C'est alors que j'ai compris que le compilateur Pastel avait été mis au point de telle manière
qu'il analysait le fichier en entrée, en faisait un arbre syntaxique, convertissait
cet arbre syntaxique en chaîne d'« instructions », et engendrait ensuite
le fichier de sortie, sans jamais libérer le moindre espace mémoire
occupé. J'ai alors compris qu'il me faudrait réécrire un nouveau
compilateur en partant de zéro. Ce compilateur est maintenant disponible, il
s'appelle GCC ; il n'utilise rien du compilateur Pastel, mais j'ai réussi à adapter et à
réutiliser l'analyseur syntaxique que j'avais écrit pour le C. Mais tout cela
ne s'est produit que quelques années plus tard ; j'ai d'abord travaillé sur
GNU Emacs.
J'ai commencé à travailler sur GNU
Emacs en septembre 1984, et ce programme commençait à devenir
utilisable début 1985. Cela m'a permis d'utiliser des systèmes Unix pour
éditer mes fichiers ; vi et ed me laissant froid, j'avais jusqu'alors utilisé d'autres
types de machines pour éditer mes fichiers.

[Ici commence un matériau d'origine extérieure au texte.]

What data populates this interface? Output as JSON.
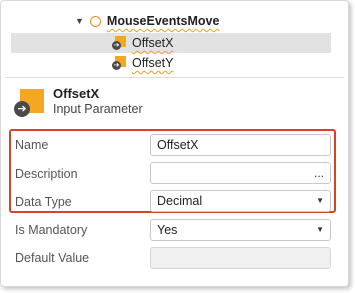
{
  "tree": {
    "root_label": "MouseEventsMove",
    "children": [
      {
        "label": "OffsetX",
        "selected": true
      },
      {
        "label": "OffsetY",
        "selected": false
      }
    ]
  },
  "header": {
    "title": "OffsetX",
    "subtitle": "Input Parameter"
  },
  "properties": {
    "name": {
      "label": "Name",
      "value": "OffsetX"
    },
    "description": {
      "label": "Description",
      "value": "",
      "button": "..."
    },
    "data_type": {
      "label": "Data Type",
      "value": "Decimal"
    },
    "is_mandatory": {
      "label": "Is Mandatory",
      "value": "Yes"
    },
    "default_value": {
      "label": "Default Value",
      "value": ""
    }
  },
  "colors": {
    "highlight": "#d2452b",
    "parameter_icon": "#f5a623",
    "action_icon": "#f08a24"
  }
}
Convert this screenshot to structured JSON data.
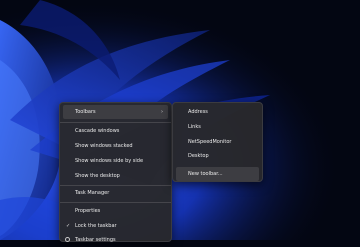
{
  "context_menu": {
    "toolbars_label": "Toolbars",
    "cascade_label": "Cascade windows",
    "stacked_label": "Show windows stacked",
    "side_by_side_label": "Show windows side by side",
    "desktop_label": "Show the desktop",
    "task_manager_label": "Task Manager",
    "properties_label": "Properties",
    "lock_label": "Lock the taskbar",
    "taskbar_settings_label": "Taskbar settings"
  },
  "toolbars_submenu": {
    "address_label": "Address",
    "links_label": "Links",
    "netspeed_label": "NetSpeedMonitor",
    "desktop_label": "Desktop",
    "new_toolbar_label": "New toolbar..."
  },
  "colors": {
    "menu_background": "#28282b",
    "menu_hover": "#3d3d42",
    "menu_text": "#ececec",
    "wallpaper_dark": "#030612",
    "wallpaper_blue": "#1b3cc9"
  },
  "icons": {
    "submenu_arrow": "chevron-right-icon",
    "lock_check": "checkmark-icon",
    "settings": "gear-icon"
  }
}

C'est alors que j'ai reçu des requêtes de gens souhaitant utiliser GNU Emacs, ce qui a soulevé le problème de sa
distribution. Je l'avais bien sûr proposé sur le serveur ftp de l'ordinateur du MIT que
j'utilisais (cet ordinateur, prep.ai.mit.edu, a ainsi
été promu au rang de site de distribution par ftp principal du projet GNU ; quelques
années plus tard, à la fin de son exploitation, nous avons
transféré ce nom sur notre nouveau serveur ftp). Mais à l'époque, une proportion importante des
personnes intéressées n'avaient pas d'accès à l'Internet et ne
pouvaient pas obtenir une copie du programme par ftp. La
question se posait en ces termes : que devais-je leur dire ?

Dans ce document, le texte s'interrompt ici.